Humanity is faced with endless numbers of complex issues.  When we are lost in the complexity, we forget that the truth is simple.  The truth is clear.  Here are some sayings about truth:
The truth is more important than the facts.
- Frank Lloyd Wright
You never find yourself until you face the truth.
- Pearl Bailey
The truth that makes men free is for the most part the truth which men prefer not to hear.
- Herbert Agar
If you wish to astonish the whole world, tell the simple truth.
- Rahel
There is no god higher than truth.
- Mahatma Gandhi  (http://www.coolnsmart.com/truth_quotes/)
Getting back to the Gospels.  As I was reading the accounts of Jesus's last days on earth this week, I kept wondering, "how can this be happening?"  When reading the gospels, it was difficult for me to fathom standing in the face of God in the flesh and not seeing the truth, that enough people could not see the truth in order to stop the torture and crucifixion.

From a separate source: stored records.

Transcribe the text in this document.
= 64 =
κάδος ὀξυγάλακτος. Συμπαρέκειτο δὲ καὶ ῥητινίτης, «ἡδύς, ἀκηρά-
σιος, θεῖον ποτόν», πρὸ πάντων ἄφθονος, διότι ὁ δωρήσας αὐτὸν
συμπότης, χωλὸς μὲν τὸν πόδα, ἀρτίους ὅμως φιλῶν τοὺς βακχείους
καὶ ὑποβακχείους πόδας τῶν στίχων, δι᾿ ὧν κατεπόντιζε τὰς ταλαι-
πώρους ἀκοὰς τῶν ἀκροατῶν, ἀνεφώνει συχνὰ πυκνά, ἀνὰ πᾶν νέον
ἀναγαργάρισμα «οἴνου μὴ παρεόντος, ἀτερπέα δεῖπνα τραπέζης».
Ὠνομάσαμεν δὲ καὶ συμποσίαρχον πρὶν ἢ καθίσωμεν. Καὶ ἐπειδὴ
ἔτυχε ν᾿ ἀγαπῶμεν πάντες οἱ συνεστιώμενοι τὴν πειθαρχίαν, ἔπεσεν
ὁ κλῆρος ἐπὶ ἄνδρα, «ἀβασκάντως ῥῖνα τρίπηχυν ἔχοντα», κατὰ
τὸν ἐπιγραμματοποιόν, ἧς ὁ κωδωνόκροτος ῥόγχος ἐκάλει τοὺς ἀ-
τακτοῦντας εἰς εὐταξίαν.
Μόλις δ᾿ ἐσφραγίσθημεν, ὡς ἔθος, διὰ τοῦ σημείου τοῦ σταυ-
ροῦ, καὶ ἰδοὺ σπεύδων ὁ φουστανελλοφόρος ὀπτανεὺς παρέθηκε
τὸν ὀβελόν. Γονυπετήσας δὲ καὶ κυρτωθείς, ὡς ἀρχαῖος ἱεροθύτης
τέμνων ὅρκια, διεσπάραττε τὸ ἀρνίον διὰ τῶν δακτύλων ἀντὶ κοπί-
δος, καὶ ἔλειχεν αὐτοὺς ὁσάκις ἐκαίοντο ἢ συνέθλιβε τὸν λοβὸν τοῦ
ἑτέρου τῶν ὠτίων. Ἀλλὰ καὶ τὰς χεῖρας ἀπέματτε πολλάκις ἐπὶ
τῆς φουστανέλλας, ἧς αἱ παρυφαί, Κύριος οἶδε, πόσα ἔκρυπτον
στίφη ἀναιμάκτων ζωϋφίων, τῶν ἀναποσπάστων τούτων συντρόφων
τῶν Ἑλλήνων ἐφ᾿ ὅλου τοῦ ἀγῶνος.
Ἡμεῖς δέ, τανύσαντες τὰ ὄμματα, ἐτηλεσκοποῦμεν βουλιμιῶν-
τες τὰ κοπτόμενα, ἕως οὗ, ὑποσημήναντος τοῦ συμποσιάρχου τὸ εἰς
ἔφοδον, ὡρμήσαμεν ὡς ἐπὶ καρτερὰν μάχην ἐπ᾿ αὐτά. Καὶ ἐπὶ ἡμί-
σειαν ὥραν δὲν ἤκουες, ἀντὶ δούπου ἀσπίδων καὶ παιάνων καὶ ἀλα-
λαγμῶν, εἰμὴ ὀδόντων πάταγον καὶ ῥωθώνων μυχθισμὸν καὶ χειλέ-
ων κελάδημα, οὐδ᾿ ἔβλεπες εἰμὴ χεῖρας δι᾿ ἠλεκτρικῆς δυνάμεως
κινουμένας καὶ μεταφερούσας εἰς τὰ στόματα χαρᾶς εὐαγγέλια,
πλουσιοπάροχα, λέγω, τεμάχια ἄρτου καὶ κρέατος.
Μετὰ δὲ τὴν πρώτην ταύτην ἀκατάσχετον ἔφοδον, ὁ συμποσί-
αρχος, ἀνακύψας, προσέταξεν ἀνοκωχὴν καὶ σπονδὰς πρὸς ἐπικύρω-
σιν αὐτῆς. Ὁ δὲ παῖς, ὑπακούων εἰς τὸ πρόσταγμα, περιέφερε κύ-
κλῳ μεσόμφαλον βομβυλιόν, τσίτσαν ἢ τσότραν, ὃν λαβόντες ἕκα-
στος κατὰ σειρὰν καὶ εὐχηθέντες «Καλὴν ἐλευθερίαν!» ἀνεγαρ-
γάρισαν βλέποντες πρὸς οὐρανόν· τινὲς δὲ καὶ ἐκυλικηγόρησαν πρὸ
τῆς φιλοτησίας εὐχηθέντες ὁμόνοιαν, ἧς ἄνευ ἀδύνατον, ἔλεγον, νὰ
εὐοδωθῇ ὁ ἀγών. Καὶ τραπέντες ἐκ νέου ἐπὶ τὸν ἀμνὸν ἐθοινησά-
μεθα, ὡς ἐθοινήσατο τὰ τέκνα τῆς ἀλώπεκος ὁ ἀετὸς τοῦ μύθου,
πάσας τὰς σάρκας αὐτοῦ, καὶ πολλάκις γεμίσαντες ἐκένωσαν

Stay with me now, I promise to bring this thread back to Jesus, our risen Lord, with a splash of empathy.

I felt the same way when I heard about the movie "October Baby" this week.  The movie, in theaters now, is about the journey of a young woman that learns as an adult that she was adopted.  Her birth mother attempted to abort her unsuccessfully and instead gave her up for adoption.

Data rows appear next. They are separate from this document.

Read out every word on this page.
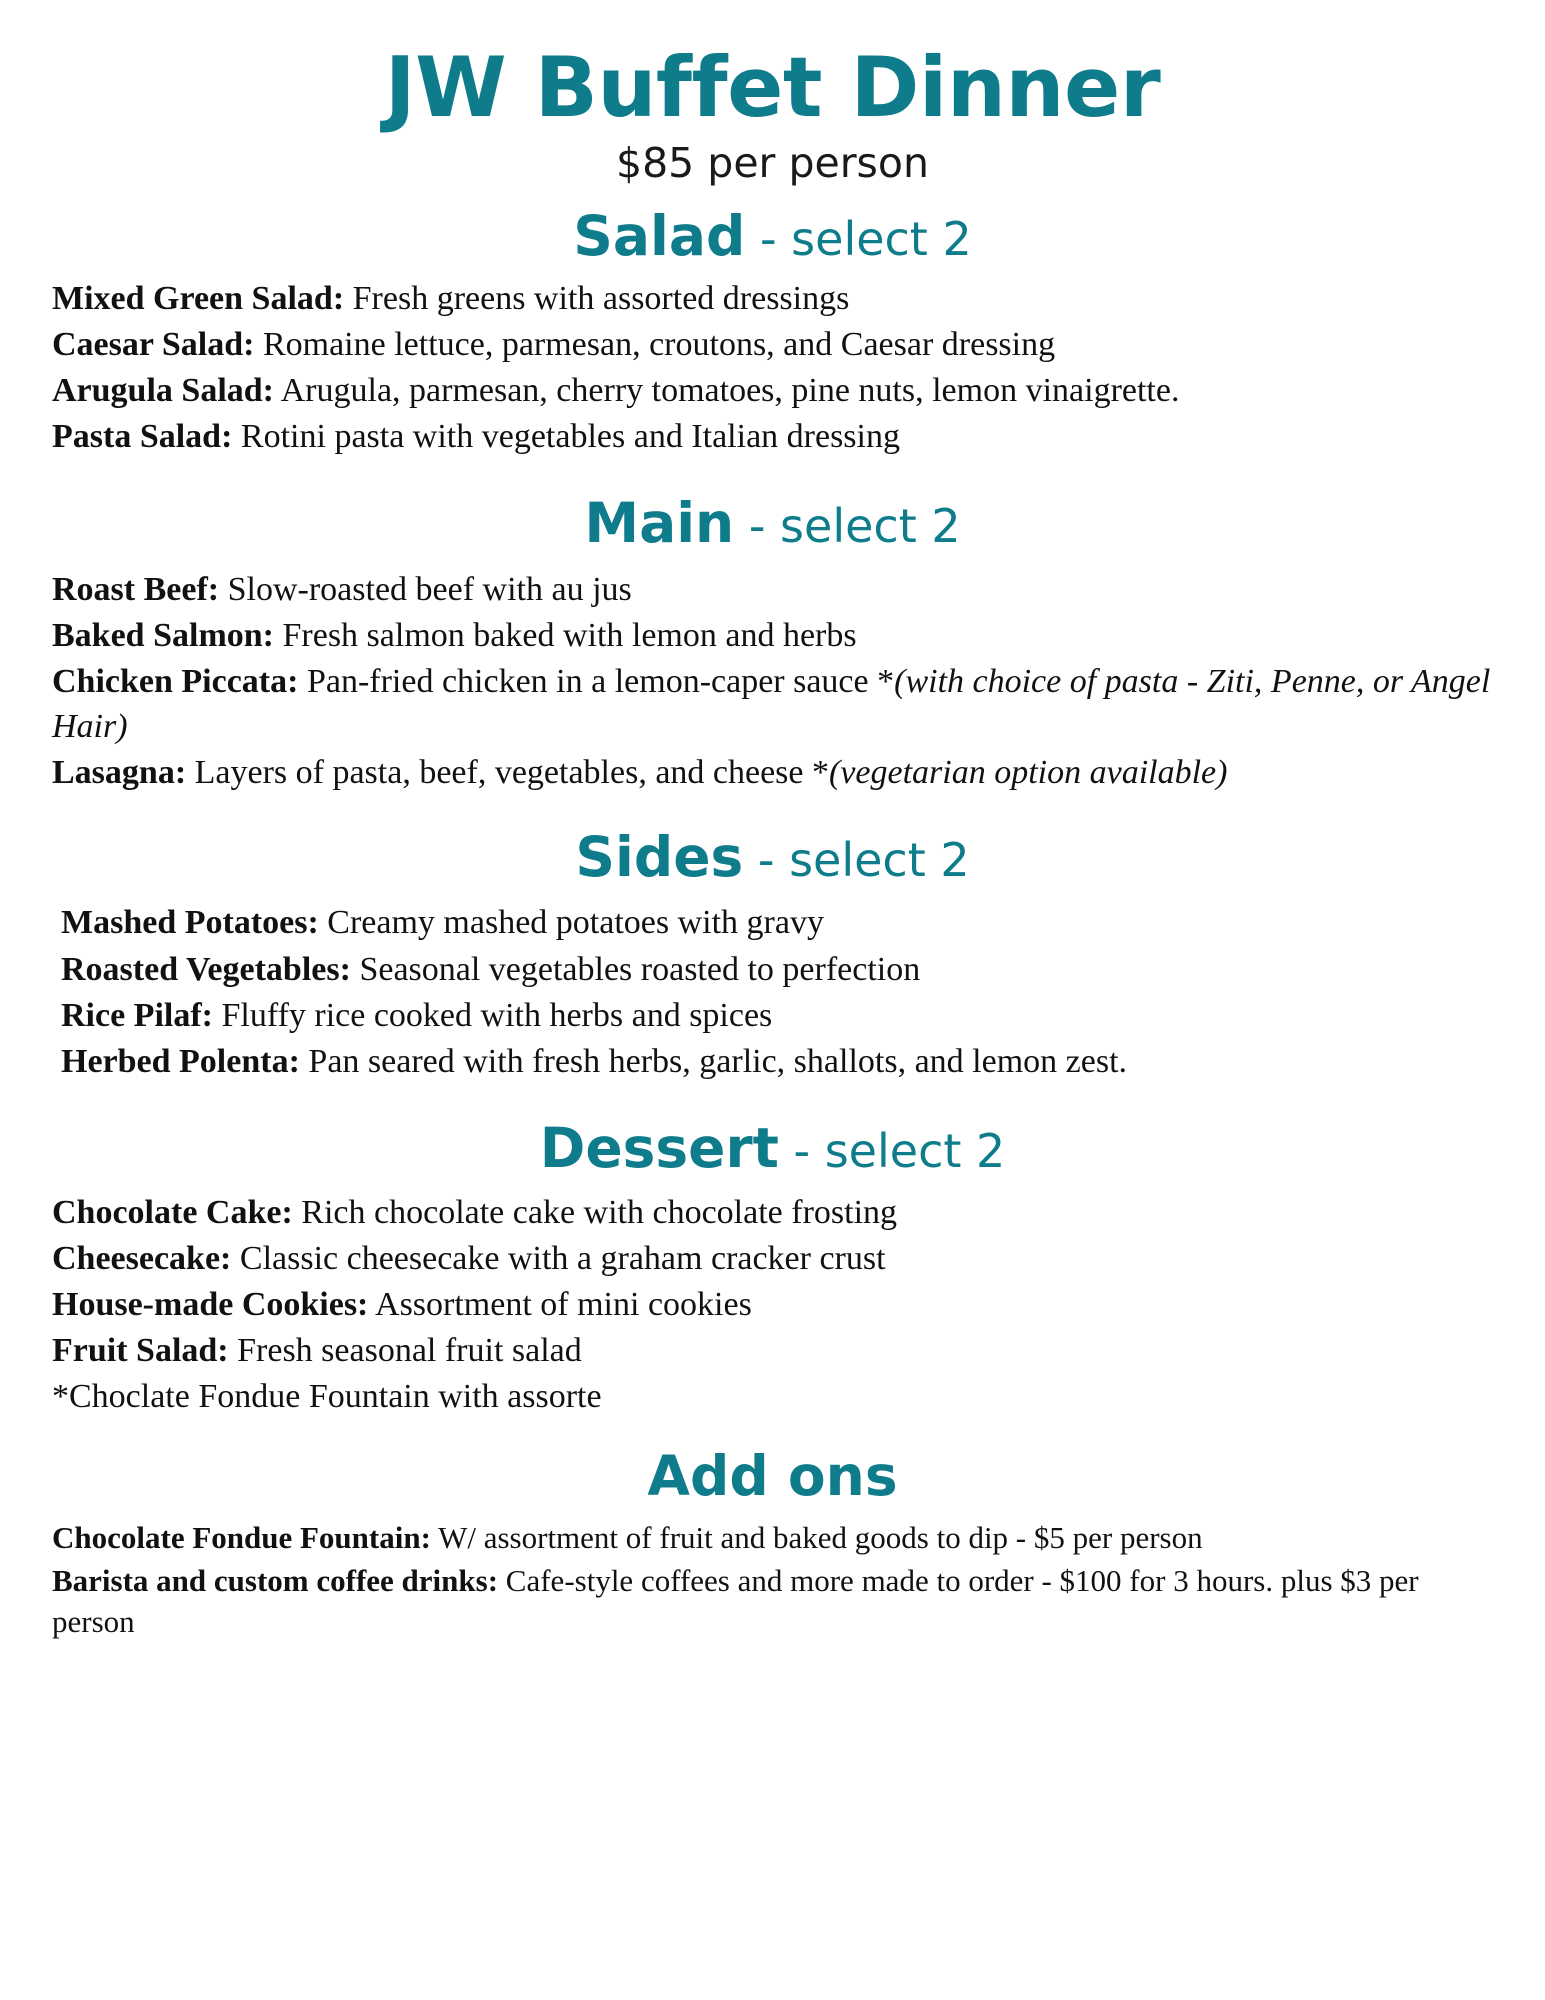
JW Buffet Dinner
$85 per person
Salad - select 2
Mixed Green Salad: Fresh greens with assorted dressings
Caesar Salad: Romaine lettuce, parmesan, croutons, and Caesar dressing
Arugula Salad: Arugula, parmesan, cherry tomatoes, pine nuts, lemon vinaigrette.
Pasta Salad: Rotini pasta with vegetables and Italian dressing
Main - select 2
Roast Beef: Slow-roasted beef with au jus
Baked Salmon: Fresh salmon baked with lemon and herbs
Chicken Piccata: Pan-fried chicken in a lemon-caper sauce *(with choice of pasta - Ziti, Penne, or Angel Hair)
Lasagna: Layers of pasta, beef, vegetables, and cheese *(vegetarian option available)
Sides - select 2
Mashed Potatoes: Creamy mashed potatoes with gravy
Roasted Vegetables: Seasonal vegetables roasted to perfection
Rice Pilaf: Fluffy rice cooked with herbs and spices
Herbed Polenta: Pan seared with fresh herbs, garlic, shallots, and lemon zest.
Dessert - select 2
Chocolate Cake: Rich chocolate cake with chocolate frosting
Cheesecake: Classic cheesecake with a graham cracker crust
House-made Cookies: Assortment of mini cookies
Fruit Salad: Fresh seasonal fruit salad
*Choclate Fondue Fountain with assorte
Add ons
Chocolate Fondue Fountain: W/ assortment of fruit and baked goods to dip - $5 per person
Barista and custom coffee drinks: Cafe-style coffees and more made to order - $100 for 3 hours. plus $3 per person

I had no idea there was such a thing as an failed abortion attempt, but it does happen.  No one wants to hear this, but if we can't be courageous enough to face difficult truths, humanity will continue to falter and fall further and further away from the light and truth of God and our salvation. Here is the most disheartening story I read.

In 1999, a nurse from Christ Hospital, yes, the name was Christ Hospital of all things, testified that "infants that survived induced labor abortions were abandoned to die in a utility room."  In 2008, she also questioned Obama's voting record and floor testimony while he was state senator stating that he prevented the passage of Illinois' Born Alive Infants Protection Act.  (http://en.wikipedia.org/wiki/Jill_Stanek)  President George W. Bush signed the Born-Alive Infant's Protection Act of 2002 which "extends legal protection to an infant after a failed attempt at induced abortion." (http://en.wikipedia.org/wiki/Born-Alive_Infants_Protection_Act)

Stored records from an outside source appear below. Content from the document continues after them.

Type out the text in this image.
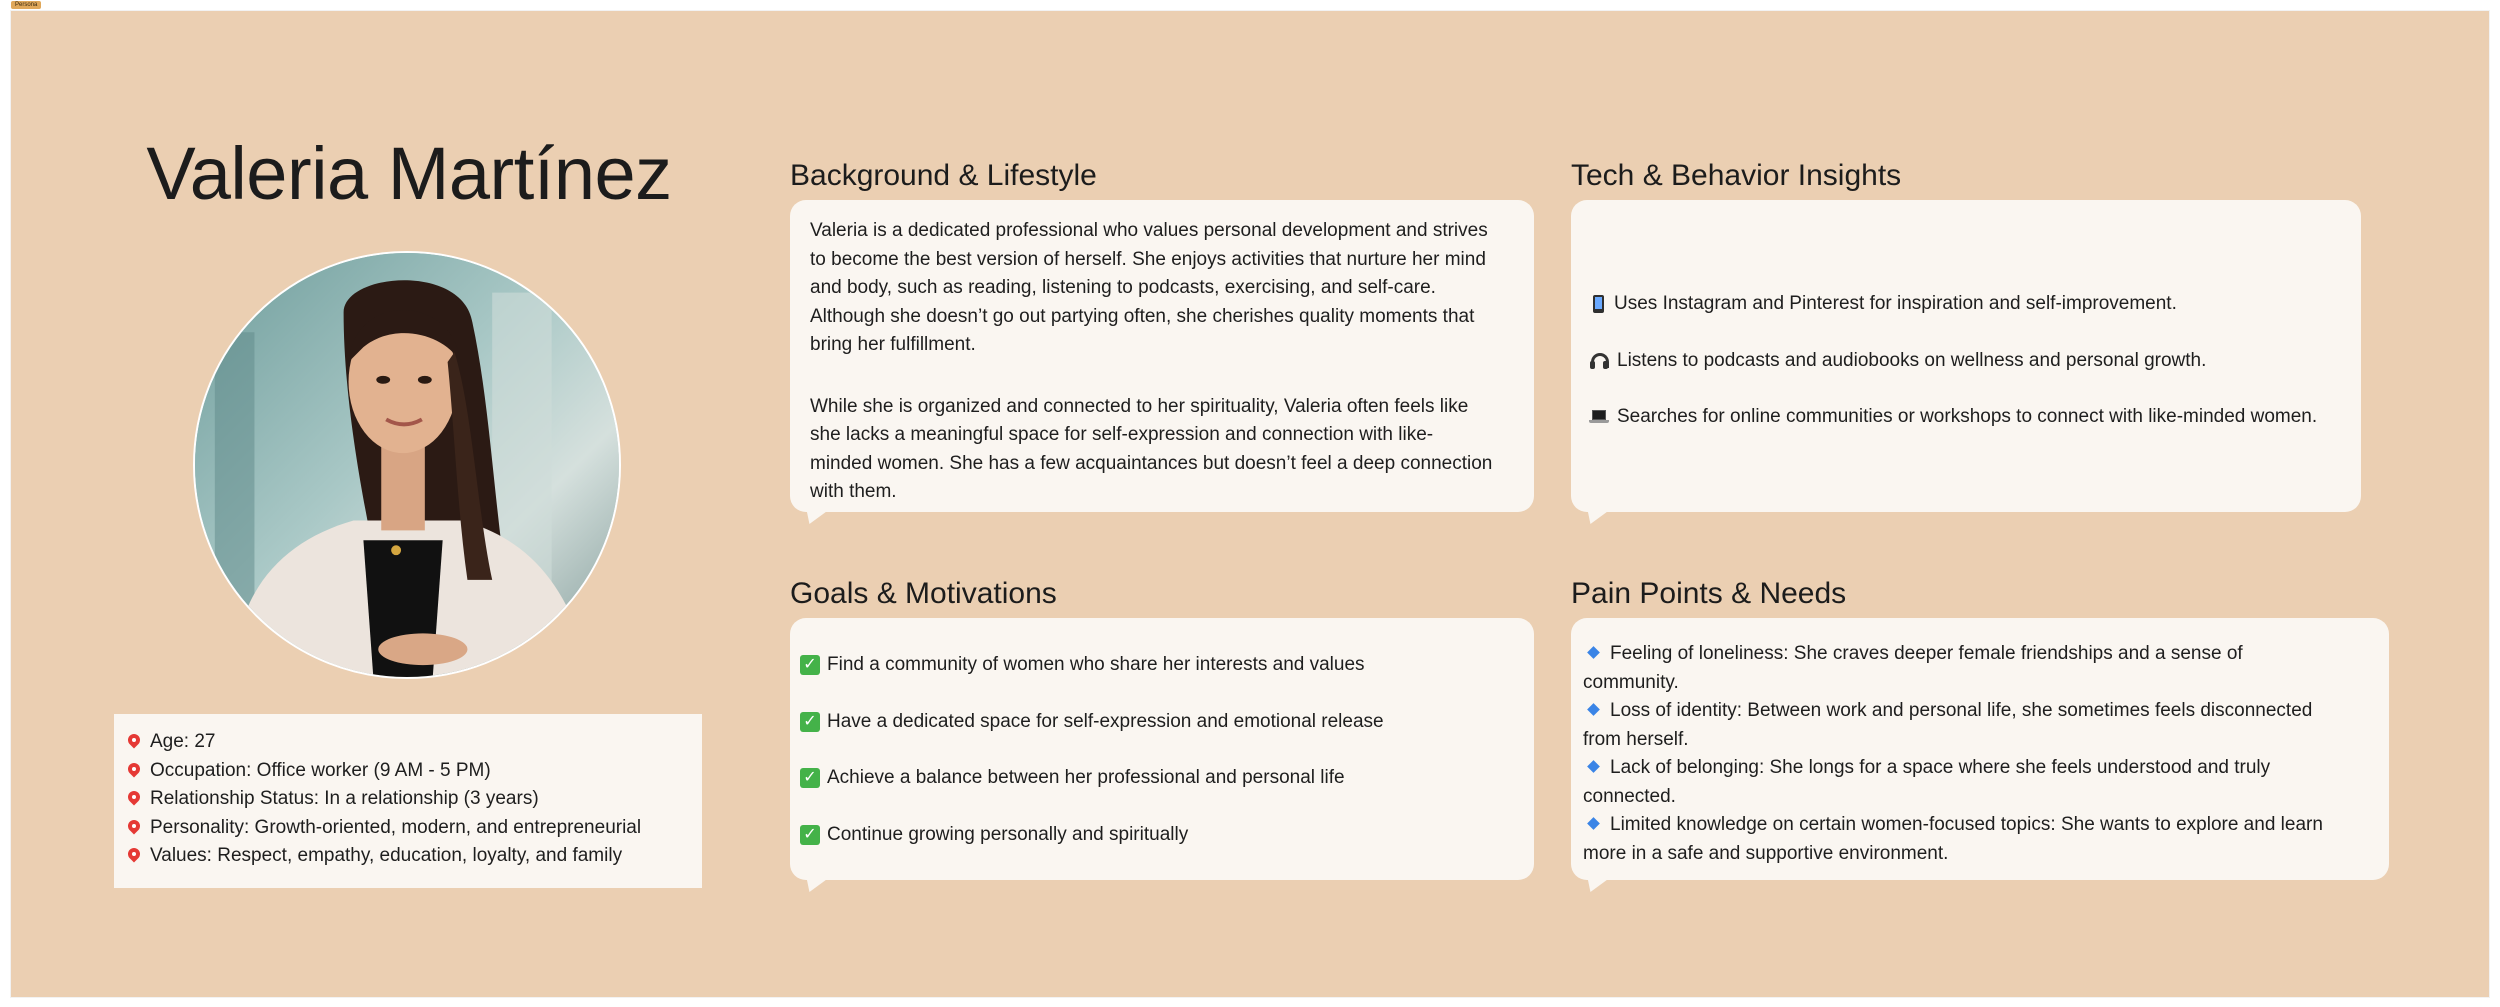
Persona
Valeria Martínez
Age: 27
Occupation: Office worker (9 AM - 5 PM)
Relationship Status: In a relationship (3 years)
Personality: Growth-oriented, modern, and entrepreneurial
Values: Respect, empathy, education, loyalty, and family
Background & Lifestyle

Valeria is a dedicated professional who values personal development and strives
to become the best version of herself. She enjoys activities that nurture her mind
and body, such as reading, listening to podcasts, exercising, and self-care.
Although she doesn’t go out partying often, she cherishes quality moments that
bring her fulfillment.

While she is organized and connected to her spirituality, Valeria often feels like
she lacks a meaningful space for self-expression and connection with like-
minded women. She has a few acquaintances but doesn’t feel a deep connection
with them.

Tech & Behavior Insights
Uses Instagram and Pinterest for inspiration and self-improvement.
Listens to podcasts and audiobooks on wellness and personal growth.
Searches for online communities or workshops to connect with like-minded women.
Goals & Motivations
✓ Find a community of women who share her interests and values
✓ Have a dedicated space for self-expression and emotional release
✓ Achieve a balance between her professional and personal life
✓ Continue growing personally and spiritually
Pain Points & Needs
Feeling of loneliness: She craves deeper female friendships and a sense of
community.
Loss of identity: Between work and personal life, she sometimes feels disconnected
from herself.
Lack of belonging: She longs for a space where she feels understood and truly
connected.
Limited knowledge on certain women-focused topics: She wants to explore and learn
more in a safe and supportive environment.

Why on earth am I writing about abortion on Easter? That stuff about live or partial birth abortions was 10 years ago, isn't that old news? Well, I see a connection between the torture and crucifixion of Jesus thousands of years ago and the death of our nation's children that continues today.  All manner of injustices against our children continue to go on - besides abortion, the failure of our educational systems, poverty, hunger, abuse, the list goes on.

The anguish I feel in my heart is the same for both (Jesus and our children), it's the same pain, it's the same truth.  The citizens that could not see the truth of God in the flesh, that could not stop the wrong of his torture and death, are no different than our society today.  We don't want to see the injustices around us, and without seeing the truth, we are powerless to stop the wrongs against humanity.  As he was suffering on the cross Jesus said, "Father, forgive them, for they do not know what they are doing." (http://bible.cc/luke/23-34.htm)

As we celebrate Easter tomorrow, as we celebrate our risen Lord, as we celebrate Christ's death so that we may have eternal life, let us be reminded of the sanctity of life.  God cared so much for our lives that he allowed his only son to be tortured and killed so that we may live.  That is how important our life is to God, and that is how perfect and limitless his empathy is for us.  Even knowing that 'we know not what we do,' and knowing that we would be party to the death of his son, God still wanted us to live!
"For God so loved (egapesen*) the world that he gave his one and only Son, that whoever believes in him shall not perish but have eternal life." (http://bible.cc/john/3-16.htm)  
Let us be the one that fell at Christ's feet, let us be the "one that is of the truth" that "hears my voice," let us be one that cried out for His life to be spared so that we may also cry out for the sanctity of all life.